Je suis
assis dans le bus et j'écoute. "Tu sais, le Elle c'est un journal
féministe. Pourquoi tu dis le Elle ? On dit bien Le Monde,
pourquoi on dirait pas le Elle ?Ah ouais, super féministe les
photos retouchées de filles maigres. En plus y a que des belles
la-dedans."
Je me
maudis de ne pas avoir pris des boules Quies et j'ouvre Le goût âpre
des kakis de Zoyâ Pirzad aux éditions Le livre de Poche. J'ai à
peine le temps de me rappeler que j'aime le papier un petit peu
grossier de ces éditions audacieuses et pas trop chères et tout
disparaît. Le bus, l'espace, le temps, le Elle.
Leila et
Roya choisissent des tissus pour se faire coudre des robes. Quelques
mots, pas un de trop, et l'on a cerné les jeunes filles, leur
amitié, comment elles sont le miroir antisymétrique l'une de
l'autre. Et leurs fiancés. Et leur quotidien. L'Iran quotidien.
C'est idiot, mais jamais je ne m'étais dit qu'en Iran aussi un
camionneur pouvait dire « mon pote » à un jeune serveur
qu'il venait de prendre en stop. On ne dit pas mon pote quand on est
un élément de politique internationale. Mais là-bas aussi, des
hommes deviennent amis sans un mot parce qu'ils pêchent au même
endroit. Là-bas, comme ici, des jeunes dans des brasseries bondées,
prennent des poses de dandy idéalistes et désabusés. Et ce qui se
joue là-bas, comme ici, comme ailleurs, ce n'est pas le choc des
civilisations, c'est le rapport entre les générations, entre les
classes.
Mais
surtout, là-bas, comme ici, comme partout, ce qui se joue, c'est le
rapport entre les hommes et les femmes, ce rapport que Zoya Pirzad
montre avec un féminisme pragmatique, un féminisme de situation.

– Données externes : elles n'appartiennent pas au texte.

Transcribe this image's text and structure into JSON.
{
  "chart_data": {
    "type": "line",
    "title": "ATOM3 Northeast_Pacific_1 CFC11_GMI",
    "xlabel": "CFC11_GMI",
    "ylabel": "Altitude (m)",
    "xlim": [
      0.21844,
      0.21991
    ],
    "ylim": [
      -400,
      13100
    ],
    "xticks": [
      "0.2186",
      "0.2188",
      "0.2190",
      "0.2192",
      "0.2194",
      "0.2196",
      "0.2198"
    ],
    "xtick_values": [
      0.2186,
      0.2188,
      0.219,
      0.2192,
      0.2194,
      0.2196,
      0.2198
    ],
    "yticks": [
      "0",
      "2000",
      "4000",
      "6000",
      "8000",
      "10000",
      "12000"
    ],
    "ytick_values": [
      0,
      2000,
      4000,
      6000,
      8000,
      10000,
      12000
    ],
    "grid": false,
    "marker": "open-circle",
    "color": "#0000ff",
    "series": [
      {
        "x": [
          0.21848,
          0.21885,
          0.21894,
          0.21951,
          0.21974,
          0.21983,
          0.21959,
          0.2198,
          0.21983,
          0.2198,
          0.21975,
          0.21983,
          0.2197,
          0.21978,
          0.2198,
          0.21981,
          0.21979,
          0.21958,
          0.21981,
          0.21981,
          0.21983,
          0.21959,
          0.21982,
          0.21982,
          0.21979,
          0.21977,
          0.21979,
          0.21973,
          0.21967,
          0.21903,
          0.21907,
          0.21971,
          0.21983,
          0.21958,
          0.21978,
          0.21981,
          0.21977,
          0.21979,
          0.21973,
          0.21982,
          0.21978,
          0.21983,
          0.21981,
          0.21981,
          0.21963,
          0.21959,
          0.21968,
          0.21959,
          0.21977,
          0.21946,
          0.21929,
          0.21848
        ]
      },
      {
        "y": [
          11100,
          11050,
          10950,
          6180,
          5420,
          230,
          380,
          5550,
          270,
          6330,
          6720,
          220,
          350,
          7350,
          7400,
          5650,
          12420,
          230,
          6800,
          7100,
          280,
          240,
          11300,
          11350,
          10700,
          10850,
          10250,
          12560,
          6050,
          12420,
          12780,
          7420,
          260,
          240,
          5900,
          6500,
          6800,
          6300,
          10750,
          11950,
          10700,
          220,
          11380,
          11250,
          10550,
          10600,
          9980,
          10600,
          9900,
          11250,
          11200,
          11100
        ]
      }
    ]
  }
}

Pas besoin de théorie du genre, de rhétorique ronflante, il lui
suffit d'une phrase
« La
petite spécialiste de l'enregistrement des commandes a-t-elle changé
les serviettes de la salle de bain ? »
C'est dit
sans méchanceté volontaire, avec une tendresse condescendante
infiniment pire, et ça nous force à voir qu'il existe encore,
là-bas, comme ici, comme partout, des hommes pour qui la femme doit
rester à sa place, c'est à dire, surtout pas à la leur.
Mais Zoya
Pirzad est déjà passée à autre chose. Elle n'insiste pas, elle ne
théorise pas, pire, elle ne condamne même pas : elle décrit.
C'est la force de ce recueil de nouvelles : une musique vive,
légère et légèrement mélancolique, impitoyable mais
impitoyablement bienveillante. Elle renvoie dos à dos les jeunes
femmes dont le désir d'émancipation n'exclut pas un romantisme de
midinette, et les rouleurs de mécaniques qui tremblent encore devant
le désir des mères, des femmes, des filles.
Bien sûr,
on aurait aimé, enfin, j'aurais aimé, que l'utilisation du
flash-back soit un peu moins systématique, ou que les fins des
nouvelles soient plus des chutes que des cuts, mais ce serait faire
la fine bouche car le bus s'arrête, les portes se ferment déjà et
c'était mon arrêt. J'entends à peine la lectrice du Elle expliquer
que « non mais trop pas, c'est aux mecs d'inviter les filles »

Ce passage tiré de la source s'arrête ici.